So how do you go about dealing with sensitive data? Keep it secure, transfer securely, provide access under strict licences and controls in dat enclaves, aggregate, de-identify, anonymise, there are plenty of tricks in the book. That’s the topic of the 4th Research Data Management Forum starting tomorrow in Manchester. I’ll hope to have more to write about what we learn later.

A Blue Ribbon for Sustainability?

When we talk about long term digital preservation, about access for the future, about the digital records of science, or of government, or of companies, or the designs of ships or aircraft, the locations of toxic wastes, and so on being accessible for tens or hundreds of years, we are often whistling in the dark to keep the bogeys at bay.

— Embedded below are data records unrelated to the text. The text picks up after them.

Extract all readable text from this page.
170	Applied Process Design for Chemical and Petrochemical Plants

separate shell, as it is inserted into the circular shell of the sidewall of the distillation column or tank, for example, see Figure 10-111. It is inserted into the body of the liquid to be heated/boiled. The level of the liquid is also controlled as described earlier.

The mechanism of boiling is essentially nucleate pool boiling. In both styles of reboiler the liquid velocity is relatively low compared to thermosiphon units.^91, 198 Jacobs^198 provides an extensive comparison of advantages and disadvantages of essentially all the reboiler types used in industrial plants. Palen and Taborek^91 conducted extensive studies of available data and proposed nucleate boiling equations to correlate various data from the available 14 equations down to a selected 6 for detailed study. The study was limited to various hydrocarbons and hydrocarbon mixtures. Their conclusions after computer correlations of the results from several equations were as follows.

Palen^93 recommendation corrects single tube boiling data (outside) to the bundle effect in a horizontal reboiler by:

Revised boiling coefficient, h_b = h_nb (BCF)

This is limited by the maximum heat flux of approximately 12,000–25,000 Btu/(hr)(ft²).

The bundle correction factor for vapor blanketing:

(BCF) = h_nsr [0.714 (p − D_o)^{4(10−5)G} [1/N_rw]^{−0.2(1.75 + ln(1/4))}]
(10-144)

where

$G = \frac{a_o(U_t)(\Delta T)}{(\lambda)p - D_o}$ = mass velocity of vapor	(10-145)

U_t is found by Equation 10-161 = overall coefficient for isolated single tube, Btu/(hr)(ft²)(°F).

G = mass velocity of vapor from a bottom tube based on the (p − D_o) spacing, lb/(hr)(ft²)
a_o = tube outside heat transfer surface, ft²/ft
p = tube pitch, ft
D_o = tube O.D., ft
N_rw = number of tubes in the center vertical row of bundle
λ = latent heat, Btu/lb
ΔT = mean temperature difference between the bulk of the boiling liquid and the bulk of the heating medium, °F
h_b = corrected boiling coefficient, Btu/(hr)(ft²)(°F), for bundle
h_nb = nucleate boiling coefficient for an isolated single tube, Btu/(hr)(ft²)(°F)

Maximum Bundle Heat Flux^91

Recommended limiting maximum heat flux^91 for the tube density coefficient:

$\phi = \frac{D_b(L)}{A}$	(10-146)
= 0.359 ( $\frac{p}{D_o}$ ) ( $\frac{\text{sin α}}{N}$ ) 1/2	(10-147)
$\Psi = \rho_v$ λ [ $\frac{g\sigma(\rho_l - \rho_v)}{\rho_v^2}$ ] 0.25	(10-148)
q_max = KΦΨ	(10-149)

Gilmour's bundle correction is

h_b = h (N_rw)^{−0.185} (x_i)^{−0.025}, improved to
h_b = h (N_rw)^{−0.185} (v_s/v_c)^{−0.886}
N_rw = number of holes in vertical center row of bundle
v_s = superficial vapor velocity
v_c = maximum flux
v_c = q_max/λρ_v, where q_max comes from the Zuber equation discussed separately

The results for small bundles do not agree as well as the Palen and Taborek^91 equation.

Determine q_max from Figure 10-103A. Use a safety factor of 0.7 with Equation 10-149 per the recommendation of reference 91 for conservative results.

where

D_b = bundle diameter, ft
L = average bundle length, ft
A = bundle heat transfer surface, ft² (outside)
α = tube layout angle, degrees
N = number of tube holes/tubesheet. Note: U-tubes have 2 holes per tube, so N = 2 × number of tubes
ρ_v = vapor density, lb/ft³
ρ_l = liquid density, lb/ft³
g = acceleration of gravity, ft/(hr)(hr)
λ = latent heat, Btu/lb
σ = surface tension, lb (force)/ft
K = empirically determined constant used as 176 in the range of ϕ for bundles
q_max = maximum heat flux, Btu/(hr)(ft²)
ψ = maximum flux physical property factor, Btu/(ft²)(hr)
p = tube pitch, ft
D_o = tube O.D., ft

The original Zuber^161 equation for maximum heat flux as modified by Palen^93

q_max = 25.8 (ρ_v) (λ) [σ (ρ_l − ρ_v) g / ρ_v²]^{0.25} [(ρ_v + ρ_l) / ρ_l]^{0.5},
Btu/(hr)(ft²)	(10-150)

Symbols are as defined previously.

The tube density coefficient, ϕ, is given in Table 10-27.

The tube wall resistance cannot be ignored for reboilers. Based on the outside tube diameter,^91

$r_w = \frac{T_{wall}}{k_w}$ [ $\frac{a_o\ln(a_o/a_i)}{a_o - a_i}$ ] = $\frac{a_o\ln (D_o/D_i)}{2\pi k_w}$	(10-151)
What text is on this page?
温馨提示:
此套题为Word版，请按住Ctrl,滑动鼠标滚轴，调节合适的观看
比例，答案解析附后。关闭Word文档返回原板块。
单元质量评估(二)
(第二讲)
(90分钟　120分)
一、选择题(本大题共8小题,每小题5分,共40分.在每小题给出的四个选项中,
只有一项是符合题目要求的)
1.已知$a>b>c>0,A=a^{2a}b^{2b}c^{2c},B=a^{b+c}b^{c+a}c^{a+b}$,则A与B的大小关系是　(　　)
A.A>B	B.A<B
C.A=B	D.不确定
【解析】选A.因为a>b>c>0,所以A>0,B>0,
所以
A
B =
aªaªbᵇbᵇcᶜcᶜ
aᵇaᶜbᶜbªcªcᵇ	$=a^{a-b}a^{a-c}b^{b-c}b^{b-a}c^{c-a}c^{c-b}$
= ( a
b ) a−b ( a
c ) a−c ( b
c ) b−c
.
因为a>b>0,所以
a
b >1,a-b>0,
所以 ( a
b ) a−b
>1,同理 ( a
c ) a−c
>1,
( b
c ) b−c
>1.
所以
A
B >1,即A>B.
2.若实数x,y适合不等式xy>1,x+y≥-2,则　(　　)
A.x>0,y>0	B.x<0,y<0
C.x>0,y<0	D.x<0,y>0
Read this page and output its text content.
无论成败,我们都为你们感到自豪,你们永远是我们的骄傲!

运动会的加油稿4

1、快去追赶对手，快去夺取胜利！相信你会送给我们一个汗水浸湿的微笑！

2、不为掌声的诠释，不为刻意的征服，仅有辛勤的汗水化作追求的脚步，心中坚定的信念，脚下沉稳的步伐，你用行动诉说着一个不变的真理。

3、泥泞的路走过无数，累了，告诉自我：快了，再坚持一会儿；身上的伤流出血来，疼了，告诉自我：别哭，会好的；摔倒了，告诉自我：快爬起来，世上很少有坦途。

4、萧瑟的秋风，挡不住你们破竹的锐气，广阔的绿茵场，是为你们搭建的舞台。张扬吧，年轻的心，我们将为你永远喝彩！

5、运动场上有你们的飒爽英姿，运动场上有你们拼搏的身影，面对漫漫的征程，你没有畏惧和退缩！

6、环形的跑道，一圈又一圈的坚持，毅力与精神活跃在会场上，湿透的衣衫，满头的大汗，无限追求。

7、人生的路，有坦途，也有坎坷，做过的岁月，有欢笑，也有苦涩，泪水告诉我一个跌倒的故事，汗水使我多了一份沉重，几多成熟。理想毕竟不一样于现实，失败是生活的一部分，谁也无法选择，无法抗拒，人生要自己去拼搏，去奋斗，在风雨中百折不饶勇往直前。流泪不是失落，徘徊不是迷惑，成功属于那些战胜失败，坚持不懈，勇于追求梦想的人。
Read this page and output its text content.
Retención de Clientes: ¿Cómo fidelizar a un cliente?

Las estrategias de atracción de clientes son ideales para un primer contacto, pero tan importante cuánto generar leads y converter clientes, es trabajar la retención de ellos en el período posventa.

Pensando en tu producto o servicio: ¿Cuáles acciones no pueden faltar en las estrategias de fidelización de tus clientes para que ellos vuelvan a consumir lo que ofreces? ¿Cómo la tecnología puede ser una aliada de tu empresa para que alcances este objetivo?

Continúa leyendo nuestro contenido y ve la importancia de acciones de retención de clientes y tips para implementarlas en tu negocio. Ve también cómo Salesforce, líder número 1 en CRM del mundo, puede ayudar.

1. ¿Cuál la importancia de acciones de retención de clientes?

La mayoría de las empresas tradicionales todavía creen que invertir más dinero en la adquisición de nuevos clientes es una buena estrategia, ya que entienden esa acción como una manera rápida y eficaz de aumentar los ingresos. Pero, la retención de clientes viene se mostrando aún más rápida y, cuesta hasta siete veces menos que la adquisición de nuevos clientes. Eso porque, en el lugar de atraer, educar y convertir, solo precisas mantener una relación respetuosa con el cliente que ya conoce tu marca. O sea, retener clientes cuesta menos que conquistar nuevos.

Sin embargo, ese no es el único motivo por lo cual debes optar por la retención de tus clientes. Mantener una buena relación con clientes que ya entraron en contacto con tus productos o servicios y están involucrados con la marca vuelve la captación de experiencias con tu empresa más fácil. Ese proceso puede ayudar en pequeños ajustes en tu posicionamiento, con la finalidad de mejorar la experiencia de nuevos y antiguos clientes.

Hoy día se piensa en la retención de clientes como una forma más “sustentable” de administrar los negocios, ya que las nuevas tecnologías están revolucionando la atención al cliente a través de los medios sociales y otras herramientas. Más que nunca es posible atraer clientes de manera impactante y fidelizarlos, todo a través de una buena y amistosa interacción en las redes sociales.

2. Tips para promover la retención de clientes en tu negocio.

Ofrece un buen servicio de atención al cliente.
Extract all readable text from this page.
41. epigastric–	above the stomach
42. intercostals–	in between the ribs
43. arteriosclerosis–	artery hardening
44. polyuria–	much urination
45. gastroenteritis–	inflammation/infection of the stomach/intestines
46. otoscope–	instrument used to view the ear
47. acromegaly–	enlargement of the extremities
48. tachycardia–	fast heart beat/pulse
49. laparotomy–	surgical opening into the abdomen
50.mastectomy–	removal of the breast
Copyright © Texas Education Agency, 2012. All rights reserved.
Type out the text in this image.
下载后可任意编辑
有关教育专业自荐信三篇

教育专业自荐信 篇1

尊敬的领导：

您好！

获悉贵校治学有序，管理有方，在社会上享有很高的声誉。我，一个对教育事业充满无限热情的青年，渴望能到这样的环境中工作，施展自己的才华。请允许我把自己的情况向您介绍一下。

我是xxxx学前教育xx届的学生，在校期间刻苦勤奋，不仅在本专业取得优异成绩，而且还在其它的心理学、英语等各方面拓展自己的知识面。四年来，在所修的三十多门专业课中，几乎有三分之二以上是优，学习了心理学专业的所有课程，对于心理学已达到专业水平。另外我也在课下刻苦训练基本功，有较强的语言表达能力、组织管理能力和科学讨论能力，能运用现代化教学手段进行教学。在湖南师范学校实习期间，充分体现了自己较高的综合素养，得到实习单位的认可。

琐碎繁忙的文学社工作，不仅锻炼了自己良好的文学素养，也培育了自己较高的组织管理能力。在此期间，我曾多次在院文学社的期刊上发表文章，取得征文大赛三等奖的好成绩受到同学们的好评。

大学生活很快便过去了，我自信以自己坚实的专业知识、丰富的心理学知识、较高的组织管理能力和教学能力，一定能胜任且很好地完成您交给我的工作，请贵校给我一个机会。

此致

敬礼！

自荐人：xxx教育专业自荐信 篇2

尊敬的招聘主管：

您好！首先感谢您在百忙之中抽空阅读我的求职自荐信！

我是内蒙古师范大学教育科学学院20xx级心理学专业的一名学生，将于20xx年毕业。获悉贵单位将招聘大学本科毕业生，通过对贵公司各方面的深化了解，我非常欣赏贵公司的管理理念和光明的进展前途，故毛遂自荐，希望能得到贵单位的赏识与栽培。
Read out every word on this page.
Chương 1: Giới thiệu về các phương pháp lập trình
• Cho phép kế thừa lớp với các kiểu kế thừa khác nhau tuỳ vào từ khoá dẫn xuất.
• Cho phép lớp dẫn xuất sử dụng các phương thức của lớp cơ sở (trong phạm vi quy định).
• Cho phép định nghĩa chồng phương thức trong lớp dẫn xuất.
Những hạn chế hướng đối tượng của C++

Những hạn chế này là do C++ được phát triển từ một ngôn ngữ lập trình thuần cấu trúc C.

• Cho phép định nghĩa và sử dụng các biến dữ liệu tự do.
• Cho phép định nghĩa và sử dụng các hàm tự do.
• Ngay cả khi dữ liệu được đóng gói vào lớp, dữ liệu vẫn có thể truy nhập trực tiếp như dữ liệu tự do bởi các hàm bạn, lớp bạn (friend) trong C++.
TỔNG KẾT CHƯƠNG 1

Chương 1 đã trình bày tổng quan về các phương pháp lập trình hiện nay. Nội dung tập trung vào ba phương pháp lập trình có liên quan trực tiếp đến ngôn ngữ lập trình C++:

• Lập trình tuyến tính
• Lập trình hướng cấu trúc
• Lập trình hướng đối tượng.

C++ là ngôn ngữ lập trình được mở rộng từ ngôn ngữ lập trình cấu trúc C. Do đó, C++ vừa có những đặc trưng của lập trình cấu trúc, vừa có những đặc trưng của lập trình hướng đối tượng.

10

These things are all possible, and increasingly we know how to achieve them technically. But much more than non-digital forms, the digital record needs to be continuously sustained, and we just don’t know how to assure that. Providing future access to digital records needs action now and into that future to provide a continuous flow of the necessary will, community participation, energy and (not least) money. Future access requires a sustainable infrastructure. Ensuring sustainability is one of the major unsolved problems in providing future access through digital preservation.

For the past two years I have been lucky enough to be a member of the grandly named Blue Ribbon Task Force on Sustainable Digital Preservation and Access, along with a stellar cast of experts in preservation, in the library and archives worlds, in data, in movies… and in economics. C0-chaired by Fran Berman (previously of SDSC, now of RPI) and Brian Lavoie of OCLC, the Task Force produced an Interim Report (PDF) a year ago, and has just released its Final Report (Sustainable Economics for a Digital Planet: Ensuring Long-Term Access to Digital Information, also PDF). (The Task Force was itself sustained by an equally stellar cast of sponsors, including the US National Science Foundation and the Andrew W. Mellon Foundation, in partnership with the Library of Congress, the UK’s JISC, the Council on Library and Information Resources, and NARA.)

Sustainability is often equated to keeping up the money supply, but we think it’s much more than that. The Task Force specifically looks at economic sustainability; it says early in the Executive Summary that it’s about

… mobilizing resources—human, technical, and financial—across a spectrum of stakeholders diffuse over both space and time.”

If you want a FAQ on funding your project over the long term you won’t find it here. Nor will you find a list of benefactors, or pointers to tax breaks, or arguments for your Provost. Instead you should find a report that helps you think in new ways about sustainability, and apply that new thinking to your particular domain. For one of our major conclusions is that there are no general, across the board answers.

One of the great things about this Task Force was its sweeping ambition. Not just content with bringing together a new economics of sustainable digital preservation, but thinking so broadly. This was never about some few resources, or this Repository or that Archive, it was about the preservation and long term access of major areas of our intellectual life, like scholarly communication, like research data, like commercially owned cultural content (the movie industry is part of this), and the blogosphere and variants (collectively produced web content). Looking at those four areas holistically rather than as fragments forced us to recognise how different they are, and how much those differences affect their sustainability. They aren’t the only areas, and indeed further work on other areas would be valuable, but they were enough to make the Task Force think differently from any activity I have taken part in before.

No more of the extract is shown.